Kuehnelt-Leddihn, despite his noble birth and intellectual eminence, was no lofty Whig oligarch, contemptuous of the people: the opposite was the case. Long before JD Vance celebrated hillbillies, Erik von Kuehnelt-Leddihn was praising mountain men, in The Menace of the Herd: ‘Many people see the “real” Europeans in these mountaineers. In these parts of the world traditions have been better preserved; patriarchalism, piety, loyalty, altruism – all the truly “romantic” virtues are here more at home than in the progressive plains.’
Kuehnelt-Leddihn was thinking primarily of his native Alpine culture, but he would equally have lauded the Jacobite Highlanders of Scotland and the Carlists from the hills of Navarre. His conclusion was pessimistic: ‘The age of the rule of the plains and the cities, which put an end to the rule of the mountains and castles, was indeed the beginning of the decline of Europe.’ Technology naturally developed in cities and on the plains, being unsuited to mountainous terrain. Material progress left the mountains and their people behind. It is a great pity that Kuehnelt-Leddihn did not survive to comment on the phenomenon of Artificial Intelligence.

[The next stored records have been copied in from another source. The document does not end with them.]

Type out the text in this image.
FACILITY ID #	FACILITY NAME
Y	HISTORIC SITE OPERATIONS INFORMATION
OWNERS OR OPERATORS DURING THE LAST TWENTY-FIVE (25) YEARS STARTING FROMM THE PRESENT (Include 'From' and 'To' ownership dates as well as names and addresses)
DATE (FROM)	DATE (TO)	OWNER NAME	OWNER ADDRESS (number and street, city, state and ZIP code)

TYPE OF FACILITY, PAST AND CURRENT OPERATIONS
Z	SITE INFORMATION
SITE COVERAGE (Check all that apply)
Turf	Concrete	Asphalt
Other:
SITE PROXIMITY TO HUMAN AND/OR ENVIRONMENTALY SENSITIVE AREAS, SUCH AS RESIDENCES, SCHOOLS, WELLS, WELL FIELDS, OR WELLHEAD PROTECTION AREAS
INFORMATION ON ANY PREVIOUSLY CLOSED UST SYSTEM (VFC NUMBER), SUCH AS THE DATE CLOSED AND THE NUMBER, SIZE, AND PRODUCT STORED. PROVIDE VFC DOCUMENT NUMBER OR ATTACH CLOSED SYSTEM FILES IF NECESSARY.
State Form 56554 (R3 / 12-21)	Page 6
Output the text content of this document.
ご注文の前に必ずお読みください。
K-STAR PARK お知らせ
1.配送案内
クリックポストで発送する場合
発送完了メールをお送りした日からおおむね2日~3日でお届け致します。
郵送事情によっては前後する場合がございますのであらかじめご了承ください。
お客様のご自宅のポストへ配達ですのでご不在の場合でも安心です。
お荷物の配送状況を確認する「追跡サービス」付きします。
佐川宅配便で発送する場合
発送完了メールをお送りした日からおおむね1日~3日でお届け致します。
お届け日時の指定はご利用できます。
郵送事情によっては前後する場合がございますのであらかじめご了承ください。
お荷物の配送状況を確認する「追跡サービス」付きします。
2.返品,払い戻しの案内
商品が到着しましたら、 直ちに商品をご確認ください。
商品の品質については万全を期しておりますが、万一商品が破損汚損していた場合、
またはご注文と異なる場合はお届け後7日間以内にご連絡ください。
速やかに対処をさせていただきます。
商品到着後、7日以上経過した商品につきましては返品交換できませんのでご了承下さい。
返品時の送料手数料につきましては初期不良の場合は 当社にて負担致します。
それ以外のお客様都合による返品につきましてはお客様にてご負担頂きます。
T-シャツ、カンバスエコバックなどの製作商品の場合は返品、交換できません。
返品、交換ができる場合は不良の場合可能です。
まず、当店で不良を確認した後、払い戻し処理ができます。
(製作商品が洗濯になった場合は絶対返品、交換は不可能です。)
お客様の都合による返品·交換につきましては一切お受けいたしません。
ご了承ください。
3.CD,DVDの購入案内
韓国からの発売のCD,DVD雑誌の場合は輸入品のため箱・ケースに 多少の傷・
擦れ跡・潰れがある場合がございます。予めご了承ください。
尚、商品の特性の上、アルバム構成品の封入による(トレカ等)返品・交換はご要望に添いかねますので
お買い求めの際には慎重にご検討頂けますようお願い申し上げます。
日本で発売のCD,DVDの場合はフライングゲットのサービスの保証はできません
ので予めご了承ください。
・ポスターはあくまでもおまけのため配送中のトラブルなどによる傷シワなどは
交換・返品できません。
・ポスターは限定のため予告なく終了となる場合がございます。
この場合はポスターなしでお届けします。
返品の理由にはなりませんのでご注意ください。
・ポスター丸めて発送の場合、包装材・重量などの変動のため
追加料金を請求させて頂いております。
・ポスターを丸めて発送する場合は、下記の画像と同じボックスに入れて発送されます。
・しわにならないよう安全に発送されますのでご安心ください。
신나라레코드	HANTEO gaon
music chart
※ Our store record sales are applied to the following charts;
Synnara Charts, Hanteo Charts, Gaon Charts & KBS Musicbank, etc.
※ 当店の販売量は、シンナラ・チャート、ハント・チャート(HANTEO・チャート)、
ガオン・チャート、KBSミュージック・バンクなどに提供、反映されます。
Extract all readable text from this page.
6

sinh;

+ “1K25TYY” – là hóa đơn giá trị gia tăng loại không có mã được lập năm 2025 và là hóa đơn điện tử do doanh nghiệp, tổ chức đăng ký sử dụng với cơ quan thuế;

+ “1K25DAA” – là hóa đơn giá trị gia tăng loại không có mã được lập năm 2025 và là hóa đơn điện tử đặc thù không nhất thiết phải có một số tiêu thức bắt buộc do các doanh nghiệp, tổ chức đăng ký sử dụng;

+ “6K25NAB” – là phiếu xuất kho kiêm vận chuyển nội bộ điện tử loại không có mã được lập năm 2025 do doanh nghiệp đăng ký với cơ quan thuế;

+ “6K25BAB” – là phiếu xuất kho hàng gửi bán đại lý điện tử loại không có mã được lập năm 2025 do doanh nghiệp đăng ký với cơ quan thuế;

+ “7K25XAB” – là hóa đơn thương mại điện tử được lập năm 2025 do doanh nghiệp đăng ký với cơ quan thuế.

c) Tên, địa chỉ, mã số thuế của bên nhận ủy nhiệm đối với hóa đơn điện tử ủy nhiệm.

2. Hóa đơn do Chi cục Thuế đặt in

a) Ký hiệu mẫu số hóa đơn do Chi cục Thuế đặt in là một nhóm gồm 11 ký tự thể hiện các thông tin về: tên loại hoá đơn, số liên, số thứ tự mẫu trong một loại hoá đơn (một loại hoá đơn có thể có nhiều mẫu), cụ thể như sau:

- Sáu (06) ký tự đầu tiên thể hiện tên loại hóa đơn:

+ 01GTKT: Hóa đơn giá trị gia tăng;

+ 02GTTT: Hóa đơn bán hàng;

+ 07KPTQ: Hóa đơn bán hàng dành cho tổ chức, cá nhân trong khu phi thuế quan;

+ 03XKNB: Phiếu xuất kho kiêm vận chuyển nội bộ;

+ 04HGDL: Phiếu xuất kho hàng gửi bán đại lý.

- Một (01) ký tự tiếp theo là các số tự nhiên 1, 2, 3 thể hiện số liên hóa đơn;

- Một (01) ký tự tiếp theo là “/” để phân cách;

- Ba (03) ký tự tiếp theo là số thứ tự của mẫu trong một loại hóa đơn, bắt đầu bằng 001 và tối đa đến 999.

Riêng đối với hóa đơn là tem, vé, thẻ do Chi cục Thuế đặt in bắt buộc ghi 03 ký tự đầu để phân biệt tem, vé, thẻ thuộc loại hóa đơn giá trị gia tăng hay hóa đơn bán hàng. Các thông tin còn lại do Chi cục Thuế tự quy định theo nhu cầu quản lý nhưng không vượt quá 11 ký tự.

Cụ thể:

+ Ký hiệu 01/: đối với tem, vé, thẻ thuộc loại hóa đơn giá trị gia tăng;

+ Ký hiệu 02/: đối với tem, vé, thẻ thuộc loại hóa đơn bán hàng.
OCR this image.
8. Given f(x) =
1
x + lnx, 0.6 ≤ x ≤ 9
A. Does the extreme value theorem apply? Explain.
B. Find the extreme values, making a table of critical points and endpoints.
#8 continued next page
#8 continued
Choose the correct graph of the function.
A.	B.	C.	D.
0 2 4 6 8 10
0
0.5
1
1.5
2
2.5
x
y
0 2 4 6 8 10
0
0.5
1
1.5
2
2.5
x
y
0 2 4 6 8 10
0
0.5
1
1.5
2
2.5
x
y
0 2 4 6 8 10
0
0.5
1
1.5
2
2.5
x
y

Unlike Whig historians, Kuehnelt-Leddihn viewed monarchy and aristocracy as complementary, rather than as rivals for power: in English terms, a classical Tory belief. His loyalty to the man he regarded as his true sovereign, Crown Prince Otto, was undeviating and their correspondence from 1953 to 1998 is preserved by the Otto von Habsburg Foundation. One of his books, dedicated to Otto von Habsburg in his own hand, is inscribed in Hungarian: ‘To my King, His Majesty Otto II, from his loyal subject…’
Kuehnelt-Leddihn’s Legitimism was the logical extension of his historical worldview, which he succinctly described in Leftism Revisited: ‘For the average person, all problems date to World War II; for the more informed, to World War I; for the genuine historian, to the French Revolution.’
By the time he died at Lans, in Tyrol, on 26 May 1999, Erik von Kuehnelt-Leddihn bequeathed a legacy of contrarian thought, founded on an array of formidably marshalled facts, to a world that admired his intellectual virtuosity, but was repelled by his scepticism regarding democracy. Today, his insistence that democracy has a worm in the bud is gaining increasingly wide support, from millions of alienated people who have never heard of him, let alone read him. That revolution in public opinion provokes a further question: if Kuehnelt-Leddihn was correct in his most controversial contention, what else was he right about, that we should now reappraise?